Sawyer built this monster of an iceboat in a second-story garage workshop with the efforts of a friend.

He won every race in a fleet of eight at the 2019 Northwestern Ice Yacht Association regatta January 19 and 20 in Lake City, Minnesota. The waterfront there is an expansion of the Mississippi River known as Lake Pepin.

The stern steerer iceboat under construction in Yaeso's workshop.
Michigander’s fuselage being built in Yaeso’s second story workshop in Green Bay.

Building a New Fuselage

While becalmed on a frozen Montana reservoir for five days in 2004 with fellow ice-seekers from the West Michigan Ice Yacht Club, Sawyer hatched the idea of building a new fuselage that would be half the weight of the original. With his friend, and crew member, Jay Yaeso, he drew up plans based on proven designs and began construction in Yaeso’s Green Bay, Wisconsin garage. Michigander sailed her maiden voyage in March 2011.

It took 10 week-long trips to Green Bay, much sawing, clamping and 40 gallons of WEST SYSTEM Epoxy for Sawyer and Yaeso to build the hull from Sitka spruce. When it was finished, they hired a crane to lift the fuselage through a second-story window to a waiting truck.

Sawyer also built a 45-foot enclosed trailer to carry Michigander, her 39-foot mast, 28-foot plank, and runners. The components ride on a caster-mounted dolly that slides out a rear hatch. The weight of the loaded two-axle trailer is 3,500 pounds. It takes three sailors an hour to rig the boat and ready her to sail.

Sawyer’s Roots and Future Projects

Sawyer’s roots are on Lake Michigan’s Green Bay. He has sailed ice yachts all his life and continues a family tradition by sailing this design, which dates from the 19th-century.

When the Soo Locks, which connect lakes Superior and Huron, close for the winter, Sawyer devotes time to boat building and sailing. Sawyer, 54, works as the captain of Great Lakes cargo vessels. When not at sea or iceboating, he lives on White Lake in northern Muskegon County, Michigan.

And he has other projects in the works. “That’s the beauty of an iceboat. They’re never done.”

He grew up sailing a kid-sized stern steerer, and has owned a Renegade and a Skeeter, but always wanted a big stern steerer. In 1990, he brought home a 40-foot stern steerer named Eclipse from Pewaukee, Wisconsin. After the mast and plank were broken in capsizes, he built replacements from lighter materials using composite construction.
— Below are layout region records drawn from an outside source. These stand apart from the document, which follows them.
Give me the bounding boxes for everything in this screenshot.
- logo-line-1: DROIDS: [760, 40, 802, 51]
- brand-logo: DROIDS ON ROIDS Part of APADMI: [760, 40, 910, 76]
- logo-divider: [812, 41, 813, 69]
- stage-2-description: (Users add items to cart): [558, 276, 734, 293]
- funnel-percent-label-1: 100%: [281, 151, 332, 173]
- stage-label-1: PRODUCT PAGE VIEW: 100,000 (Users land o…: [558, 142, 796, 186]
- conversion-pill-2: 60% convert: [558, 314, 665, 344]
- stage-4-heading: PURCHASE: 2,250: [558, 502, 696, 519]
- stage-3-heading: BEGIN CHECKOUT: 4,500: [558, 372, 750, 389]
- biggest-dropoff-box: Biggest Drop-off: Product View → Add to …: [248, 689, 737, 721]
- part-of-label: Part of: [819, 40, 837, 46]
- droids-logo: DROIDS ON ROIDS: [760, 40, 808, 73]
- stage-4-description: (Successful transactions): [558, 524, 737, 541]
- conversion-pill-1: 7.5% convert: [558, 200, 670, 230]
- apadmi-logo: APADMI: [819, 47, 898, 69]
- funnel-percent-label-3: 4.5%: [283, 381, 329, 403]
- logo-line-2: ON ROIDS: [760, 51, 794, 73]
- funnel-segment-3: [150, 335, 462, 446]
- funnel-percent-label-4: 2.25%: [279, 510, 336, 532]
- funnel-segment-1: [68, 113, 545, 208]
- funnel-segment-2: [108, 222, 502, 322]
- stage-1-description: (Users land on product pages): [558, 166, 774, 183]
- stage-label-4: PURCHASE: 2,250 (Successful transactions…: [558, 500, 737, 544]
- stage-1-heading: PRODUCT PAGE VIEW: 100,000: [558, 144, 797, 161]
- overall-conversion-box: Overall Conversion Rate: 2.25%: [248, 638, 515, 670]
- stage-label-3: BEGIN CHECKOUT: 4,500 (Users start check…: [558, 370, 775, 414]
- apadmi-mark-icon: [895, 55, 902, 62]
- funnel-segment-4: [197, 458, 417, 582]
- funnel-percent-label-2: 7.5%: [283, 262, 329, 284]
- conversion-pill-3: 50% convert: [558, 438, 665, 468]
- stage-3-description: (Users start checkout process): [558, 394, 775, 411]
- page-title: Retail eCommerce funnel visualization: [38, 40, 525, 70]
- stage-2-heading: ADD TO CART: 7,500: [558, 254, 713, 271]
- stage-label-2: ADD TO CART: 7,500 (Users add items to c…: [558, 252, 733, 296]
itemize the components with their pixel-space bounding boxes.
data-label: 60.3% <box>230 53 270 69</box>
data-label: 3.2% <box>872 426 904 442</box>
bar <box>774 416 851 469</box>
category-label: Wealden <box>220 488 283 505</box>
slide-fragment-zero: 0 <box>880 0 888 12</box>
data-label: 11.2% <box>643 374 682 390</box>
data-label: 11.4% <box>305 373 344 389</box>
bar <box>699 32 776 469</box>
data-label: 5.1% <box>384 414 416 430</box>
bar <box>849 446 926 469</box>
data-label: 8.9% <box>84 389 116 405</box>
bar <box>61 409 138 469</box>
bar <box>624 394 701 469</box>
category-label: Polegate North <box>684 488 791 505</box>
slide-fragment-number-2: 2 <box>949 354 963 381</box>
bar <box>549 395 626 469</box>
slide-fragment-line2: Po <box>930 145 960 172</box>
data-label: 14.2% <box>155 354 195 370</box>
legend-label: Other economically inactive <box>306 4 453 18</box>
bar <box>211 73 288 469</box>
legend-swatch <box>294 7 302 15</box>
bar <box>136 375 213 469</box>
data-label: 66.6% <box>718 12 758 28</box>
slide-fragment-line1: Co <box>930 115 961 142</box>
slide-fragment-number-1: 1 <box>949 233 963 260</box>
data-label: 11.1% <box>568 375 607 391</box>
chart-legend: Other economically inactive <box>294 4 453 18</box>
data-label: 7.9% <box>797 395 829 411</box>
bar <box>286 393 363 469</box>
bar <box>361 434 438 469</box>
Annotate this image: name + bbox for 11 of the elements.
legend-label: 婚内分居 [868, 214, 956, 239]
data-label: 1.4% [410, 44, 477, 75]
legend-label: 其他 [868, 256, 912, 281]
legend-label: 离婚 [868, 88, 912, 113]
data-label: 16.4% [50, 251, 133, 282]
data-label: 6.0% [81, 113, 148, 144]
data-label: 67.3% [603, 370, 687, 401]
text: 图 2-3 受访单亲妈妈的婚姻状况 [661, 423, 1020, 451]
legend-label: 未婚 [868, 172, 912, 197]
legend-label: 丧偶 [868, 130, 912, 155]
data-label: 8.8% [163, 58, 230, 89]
For every hour of sailing an iceboat, there are many more hours of building, traveling to the ice, setting up, waiting around for wind, and repairing the boat when it breaks. To spend as much time sailing Michigander as he’s spent working on it, Sawyer says he would have to live 200 years.

“It’s that 80 mile-an-hour ride, that’s why we do it,” he said.